Economic instabilities in the Middle East
The economies of middle eastern countries are very similar in the fact that they are highly dependent on oil, which makes them vulnerable to economic hardships due to many of them having undiversified economies. Relatively stable states in the region are also grappling with low oil prices alongside chronic youth unemployment.
Prolonged low oil prices are forcing governments to take austerity measures mostly through spending cuts, concentrated on capital expenditure. Spending cuts have also lowered growth in non-oil sector
Because of these three overlapping factors, HNWI in these countries chose to move to more stable countries, predominantly in the EU and USA. This has also motivated individuals in the Middle East to invest in Europe and consider economic citizenship as a procursive tool to secure the safety of both their families and their wealth.

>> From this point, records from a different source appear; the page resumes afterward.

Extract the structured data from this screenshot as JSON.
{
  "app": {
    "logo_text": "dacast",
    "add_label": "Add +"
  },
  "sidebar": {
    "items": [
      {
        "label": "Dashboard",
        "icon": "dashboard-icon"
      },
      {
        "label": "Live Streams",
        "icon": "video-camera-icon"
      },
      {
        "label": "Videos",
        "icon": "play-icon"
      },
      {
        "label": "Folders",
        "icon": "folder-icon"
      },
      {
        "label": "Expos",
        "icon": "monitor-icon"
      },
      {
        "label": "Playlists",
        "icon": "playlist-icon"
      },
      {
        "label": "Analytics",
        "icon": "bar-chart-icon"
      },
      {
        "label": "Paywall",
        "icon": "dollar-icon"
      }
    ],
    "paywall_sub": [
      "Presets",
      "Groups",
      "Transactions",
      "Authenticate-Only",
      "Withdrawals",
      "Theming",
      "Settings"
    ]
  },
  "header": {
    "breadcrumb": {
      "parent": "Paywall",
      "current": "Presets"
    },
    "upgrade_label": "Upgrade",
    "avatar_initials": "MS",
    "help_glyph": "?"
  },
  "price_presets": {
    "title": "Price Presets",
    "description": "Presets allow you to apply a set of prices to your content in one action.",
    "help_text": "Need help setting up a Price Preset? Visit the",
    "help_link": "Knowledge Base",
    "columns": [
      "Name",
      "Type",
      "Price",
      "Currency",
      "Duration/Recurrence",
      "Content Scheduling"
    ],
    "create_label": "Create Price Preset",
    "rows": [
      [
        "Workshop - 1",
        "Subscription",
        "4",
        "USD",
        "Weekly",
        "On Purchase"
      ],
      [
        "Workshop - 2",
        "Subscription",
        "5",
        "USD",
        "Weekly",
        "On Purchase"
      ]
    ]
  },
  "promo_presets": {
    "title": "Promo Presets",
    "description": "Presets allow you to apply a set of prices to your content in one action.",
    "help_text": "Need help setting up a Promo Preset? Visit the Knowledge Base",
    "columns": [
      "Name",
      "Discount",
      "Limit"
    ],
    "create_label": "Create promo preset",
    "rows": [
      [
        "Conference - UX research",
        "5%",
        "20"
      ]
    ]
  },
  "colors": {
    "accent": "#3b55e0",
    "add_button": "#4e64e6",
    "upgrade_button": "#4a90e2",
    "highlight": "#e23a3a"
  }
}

Middle East HNWI invest in Europe through citizenship by investment
In 2016, 63% of HNWI surveyed reported that they are likely to invest their money in overseas real-estate, making it more evident that HNWI want to diversify their portfolios, many opting to invest in Europe. When investing in Europe, hotels and property tend to be favourites among Middle East HNWI.
Investment in Europe can also be achieved through citizenship by investment programmes. Malta and Cyprus are two European states which offer second citizenship by investment programmes through different investment paths including property.
Visa Free Travel is another benefit of having a European passport as they have a high number of visa free travel destinations. For instance, Malta offers visa free travel to 167 different countries including the EU Schengen Area and the US. Other factors which draw investment towards the EU include; a high quality of life, economic stability, security and better healthcare and education.